The AAMC Dec. 31, 2018, submitted comments on the Centers for Medicare and Medicaid Services’ (CMS) advance notice of proposed rulemaking (ANPRM) titled, “International Pricing Index Model (IPI Model) for Medicare Part B Drugs.” The AAMC supports efforts to address skyrocketing drug prices. However, the association’s comments express concern that the IPI Model, as outlined in the ANPRM, would result in increased regulatory and financial burden on hospitals.
The IPI Model includes several proposals on how to change the way Medicare pays for some Part B drugs and biologics. The AAMC’s comments highlight that the model could jeopardize the 340B Drug Pricing Program, a program that is essential for safety net hospitals’ ability to provide access to services for vulnerable populations. The AAMC does not support any proposal that puts this important program at risk. The association urged CMS not to restrict any hospital’s ability to continue to acquire Medicare Part B drugs that would be included in the model through the 340B program.
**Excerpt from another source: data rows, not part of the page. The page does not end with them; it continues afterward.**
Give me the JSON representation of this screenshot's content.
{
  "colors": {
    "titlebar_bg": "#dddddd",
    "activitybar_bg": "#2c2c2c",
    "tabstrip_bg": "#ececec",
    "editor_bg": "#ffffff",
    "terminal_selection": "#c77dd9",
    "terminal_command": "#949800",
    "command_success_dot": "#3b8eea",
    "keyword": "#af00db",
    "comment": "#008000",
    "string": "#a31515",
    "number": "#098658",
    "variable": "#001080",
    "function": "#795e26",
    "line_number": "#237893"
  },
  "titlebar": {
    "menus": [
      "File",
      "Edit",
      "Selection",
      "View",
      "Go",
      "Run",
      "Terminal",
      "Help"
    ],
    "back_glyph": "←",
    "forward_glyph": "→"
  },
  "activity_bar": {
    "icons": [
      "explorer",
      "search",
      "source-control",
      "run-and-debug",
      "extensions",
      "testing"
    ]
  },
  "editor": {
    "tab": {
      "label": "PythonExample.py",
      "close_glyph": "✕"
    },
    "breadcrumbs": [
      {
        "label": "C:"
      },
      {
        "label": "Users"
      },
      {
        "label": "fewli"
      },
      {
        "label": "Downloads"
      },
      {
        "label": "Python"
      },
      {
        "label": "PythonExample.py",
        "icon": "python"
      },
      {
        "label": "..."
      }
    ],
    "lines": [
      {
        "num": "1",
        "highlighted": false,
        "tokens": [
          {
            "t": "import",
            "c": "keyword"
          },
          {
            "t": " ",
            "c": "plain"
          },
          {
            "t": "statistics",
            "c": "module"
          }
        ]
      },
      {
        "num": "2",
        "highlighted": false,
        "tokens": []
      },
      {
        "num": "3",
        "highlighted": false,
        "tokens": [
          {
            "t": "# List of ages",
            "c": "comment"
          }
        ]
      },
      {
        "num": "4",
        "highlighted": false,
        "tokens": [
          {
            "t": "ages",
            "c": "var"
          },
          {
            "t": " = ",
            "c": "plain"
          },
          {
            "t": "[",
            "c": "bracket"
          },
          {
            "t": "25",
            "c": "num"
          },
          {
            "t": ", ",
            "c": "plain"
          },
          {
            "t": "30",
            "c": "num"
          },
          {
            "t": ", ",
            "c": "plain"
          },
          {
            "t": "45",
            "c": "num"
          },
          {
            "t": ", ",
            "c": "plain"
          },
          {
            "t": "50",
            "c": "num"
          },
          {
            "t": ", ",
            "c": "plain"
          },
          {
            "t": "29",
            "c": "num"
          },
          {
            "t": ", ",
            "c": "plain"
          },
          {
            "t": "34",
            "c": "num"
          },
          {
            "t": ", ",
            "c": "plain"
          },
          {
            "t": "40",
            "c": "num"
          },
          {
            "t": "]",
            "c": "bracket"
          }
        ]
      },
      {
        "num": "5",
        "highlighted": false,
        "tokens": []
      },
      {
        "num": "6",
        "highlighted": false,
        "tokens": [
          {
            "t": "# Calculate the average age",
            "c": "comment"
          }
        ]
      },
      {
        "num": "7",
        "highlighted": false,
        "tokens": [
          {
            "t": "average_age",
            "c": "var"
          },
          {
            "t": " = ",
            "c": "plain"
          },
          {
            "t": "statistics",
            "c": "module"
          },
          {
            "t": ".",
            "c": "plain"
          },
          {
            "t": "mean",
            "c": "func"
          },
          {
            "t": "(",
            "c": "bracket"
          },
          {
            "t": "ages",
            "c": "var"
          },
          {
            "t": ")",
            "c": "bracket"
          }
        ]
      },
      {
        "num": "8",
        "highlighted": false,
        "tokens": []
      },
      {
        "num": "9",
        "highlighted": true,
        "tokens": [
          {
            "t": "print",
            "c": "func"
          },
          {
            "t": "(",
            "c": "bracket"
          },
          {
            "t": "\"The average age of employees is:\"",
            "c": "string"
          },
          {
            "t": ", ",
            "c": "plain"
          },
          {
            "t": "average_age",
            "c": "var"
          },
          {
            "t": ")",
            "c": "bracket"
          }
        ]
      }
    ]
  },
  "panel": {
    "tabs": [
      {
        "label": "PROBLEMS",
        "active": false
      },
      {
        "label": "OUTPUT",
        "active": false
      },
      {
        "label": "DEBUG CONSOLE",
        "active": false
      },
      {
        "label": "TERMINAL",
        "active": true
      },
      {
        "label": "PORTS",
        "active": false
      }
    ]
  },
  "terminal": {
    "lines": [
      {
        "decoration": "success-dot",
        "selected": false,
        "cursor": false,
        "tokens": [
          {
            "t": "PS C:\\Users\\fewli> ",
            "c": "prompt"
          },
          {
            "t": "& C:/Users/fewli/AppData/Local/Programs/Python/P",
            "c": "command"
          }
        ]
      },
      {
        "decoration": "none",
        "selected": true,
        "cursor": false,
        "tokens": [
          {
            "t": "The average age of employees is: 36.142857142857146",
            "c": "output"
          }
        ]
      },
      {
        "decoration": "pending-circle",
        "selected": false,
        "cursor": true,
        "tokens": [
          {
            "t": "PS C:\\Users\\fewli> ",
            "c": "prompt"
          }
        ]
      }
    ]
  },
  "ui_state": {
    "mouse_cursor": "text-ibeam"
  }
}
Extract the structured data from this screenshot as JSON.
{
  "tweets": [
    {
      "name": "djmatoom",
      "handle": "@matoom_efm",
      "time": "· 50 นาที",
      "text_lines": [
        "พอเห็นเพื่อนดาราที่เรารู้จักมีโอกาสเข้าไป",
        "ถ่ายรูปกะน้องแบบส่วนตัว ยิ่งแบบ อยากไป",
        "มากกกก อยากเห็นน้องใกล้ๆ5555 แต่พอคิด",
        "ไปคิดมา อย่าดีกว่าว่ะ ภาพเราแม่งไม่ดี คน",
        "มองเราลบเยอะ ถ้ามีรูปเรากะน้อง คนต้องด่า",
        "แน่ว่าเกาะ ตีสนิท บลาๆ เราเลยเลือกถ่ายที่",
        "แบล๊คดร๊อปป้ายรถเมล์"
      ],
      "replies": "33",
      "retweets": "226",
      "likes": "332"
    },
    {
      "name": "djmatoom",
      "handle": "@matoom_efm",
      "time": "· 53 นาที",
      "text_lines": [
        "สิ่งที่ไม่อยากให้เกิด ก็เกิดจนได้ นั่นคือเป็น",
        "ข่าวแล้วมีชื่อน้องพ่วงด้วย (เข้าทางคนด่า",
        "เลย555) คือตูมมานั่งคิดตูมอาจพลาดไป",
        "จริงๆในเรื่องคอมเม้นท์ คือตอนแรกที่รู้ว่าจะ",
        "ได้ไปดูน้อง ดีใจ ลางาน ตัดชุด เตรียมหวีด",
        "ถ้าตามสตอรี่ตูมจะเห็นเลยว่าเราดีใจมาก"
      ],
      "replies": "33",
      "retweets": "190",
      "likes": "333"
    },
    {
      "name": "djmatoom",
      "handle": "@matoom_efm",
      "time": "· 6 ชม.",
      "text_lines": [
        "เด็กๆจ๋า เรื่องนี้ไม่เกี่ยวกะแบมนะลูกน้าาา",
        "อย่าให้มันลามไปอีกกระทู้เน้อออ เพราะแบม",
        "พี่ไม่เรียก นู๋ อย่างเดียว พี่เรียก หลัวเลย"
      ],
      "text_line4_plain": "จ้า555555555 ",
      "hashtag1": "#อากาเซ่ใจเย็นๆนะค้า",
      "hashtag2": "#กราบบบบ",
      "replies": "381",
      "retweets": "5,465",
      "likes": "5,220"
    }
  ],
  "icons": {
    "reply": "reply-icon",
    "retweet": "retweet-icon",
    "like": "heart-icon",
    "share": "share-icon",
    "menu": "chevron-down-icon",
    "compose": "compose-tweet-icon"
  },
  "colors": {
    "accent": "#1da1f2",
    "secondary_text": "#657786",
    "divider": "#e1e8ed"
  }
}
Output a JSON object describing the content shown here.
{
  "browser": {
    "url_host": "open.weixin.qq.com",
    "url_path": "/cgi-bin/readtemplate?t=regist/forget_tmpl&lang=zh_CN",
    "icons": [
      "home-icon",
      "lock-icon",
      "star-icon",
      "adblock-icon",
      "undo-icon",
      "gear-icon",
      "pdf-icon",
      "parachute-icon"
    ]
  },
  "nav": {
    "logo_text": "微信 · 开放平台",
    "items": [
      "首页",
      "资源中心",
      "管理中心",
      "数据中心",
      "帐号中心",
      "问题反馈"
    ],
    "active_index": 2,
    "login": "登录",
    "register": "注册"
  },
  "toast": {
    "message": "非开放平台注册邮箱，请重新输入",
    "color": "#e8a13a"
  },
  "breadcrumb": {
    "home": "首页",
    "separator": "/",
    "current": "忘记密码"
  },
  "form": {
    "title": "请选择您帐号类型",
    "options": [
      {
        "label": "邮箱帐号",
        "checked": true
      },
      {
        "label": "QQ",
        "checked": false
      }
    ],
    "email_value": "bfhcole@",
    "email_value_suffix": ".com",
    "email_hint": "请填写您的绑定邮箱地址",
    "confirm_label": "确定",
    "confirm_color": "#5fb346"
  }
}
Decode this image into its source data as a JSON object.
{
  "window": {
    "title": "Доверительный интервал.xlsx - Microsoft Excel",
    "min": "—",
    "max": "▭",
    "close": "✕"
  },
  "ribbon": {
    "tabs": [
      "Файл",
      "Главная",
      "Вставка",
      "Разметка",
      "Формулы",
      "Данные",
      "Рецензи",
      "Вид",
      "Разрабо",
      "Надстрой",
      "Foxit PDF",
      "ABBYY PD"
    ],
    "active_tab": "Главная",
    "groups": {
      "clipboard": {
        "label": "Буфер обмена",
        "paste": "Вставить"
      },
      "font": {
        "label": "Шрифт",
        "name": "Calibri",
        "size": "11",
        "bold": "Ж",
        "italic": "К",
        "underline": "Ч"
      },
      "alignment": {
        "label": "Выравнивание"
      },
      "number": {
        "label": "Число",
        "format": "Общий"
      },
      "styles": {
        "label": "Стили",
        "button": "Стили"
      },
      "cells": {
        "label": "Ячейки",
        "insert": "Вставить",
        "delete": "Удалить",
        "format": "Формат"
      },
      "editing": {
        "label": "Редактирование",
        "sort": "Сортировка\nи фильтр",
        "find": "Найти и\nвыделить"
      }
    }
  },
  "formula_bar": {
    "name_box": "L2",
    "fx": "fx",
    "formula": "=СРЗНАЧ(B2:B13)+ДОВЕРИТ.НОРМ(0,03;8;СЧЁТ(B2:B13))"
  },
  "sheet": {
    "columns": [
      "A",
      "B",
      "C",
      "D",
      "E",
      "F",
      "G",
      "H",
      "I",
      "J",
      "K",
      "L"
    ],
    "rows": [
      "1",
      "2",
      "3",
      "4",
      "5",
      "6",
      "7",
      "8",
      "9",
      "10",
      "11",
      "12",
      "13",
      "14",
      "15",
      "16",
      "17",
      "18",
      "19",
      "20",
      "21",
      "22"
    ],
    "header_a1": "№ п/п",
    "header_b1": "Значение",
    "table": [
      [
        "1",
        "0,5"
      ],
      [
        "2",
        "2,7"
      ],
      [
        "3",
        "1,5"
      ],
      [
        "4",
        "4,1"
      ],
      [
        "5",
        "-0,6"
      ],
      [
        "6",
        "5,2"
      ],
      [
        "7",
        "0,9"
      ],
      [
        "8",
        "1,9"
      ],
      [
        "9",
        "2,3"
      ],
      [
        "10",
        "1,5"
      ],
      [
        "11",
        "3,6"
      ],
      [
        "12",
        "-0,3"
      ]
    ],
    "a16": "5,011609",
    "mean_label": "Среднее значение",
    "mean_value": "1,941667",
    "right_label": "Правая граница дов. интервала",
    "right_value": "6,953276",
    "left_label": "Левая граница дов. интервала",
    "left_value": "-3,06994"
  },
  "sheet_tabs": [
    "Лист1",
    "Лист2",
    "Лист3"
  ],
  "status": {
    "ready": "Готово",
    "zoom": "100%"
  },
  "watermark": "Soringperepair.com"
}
The IPI Model would create a new drug acquisition and distribution channel for certain high-cost Part B drugs. The AAMC questions whether replacing Medicare’s existing reimbursement structure with a proposal that would change how hospitals procure a small number of Part B drugs, as well as introducing an additional intermediary with whom hospitals will have to contract, will achieve a significant reduction in drug prices. In light of the complexity of the model and limited details in the ANPRM, the AAMC’s comments express concern that the IPI Model would disrupt the current Part B drug acquisition process without achieving the projected savings.
Before publishing a proposed rule, the AAMC requested that CMS work with hospital and physician stakeholders to identify ways to achieve the goal of reducing drug prices without increasing the regulatory and financial burden on hospitals that could jeopardize beneficiaries’ access to needed services and medications.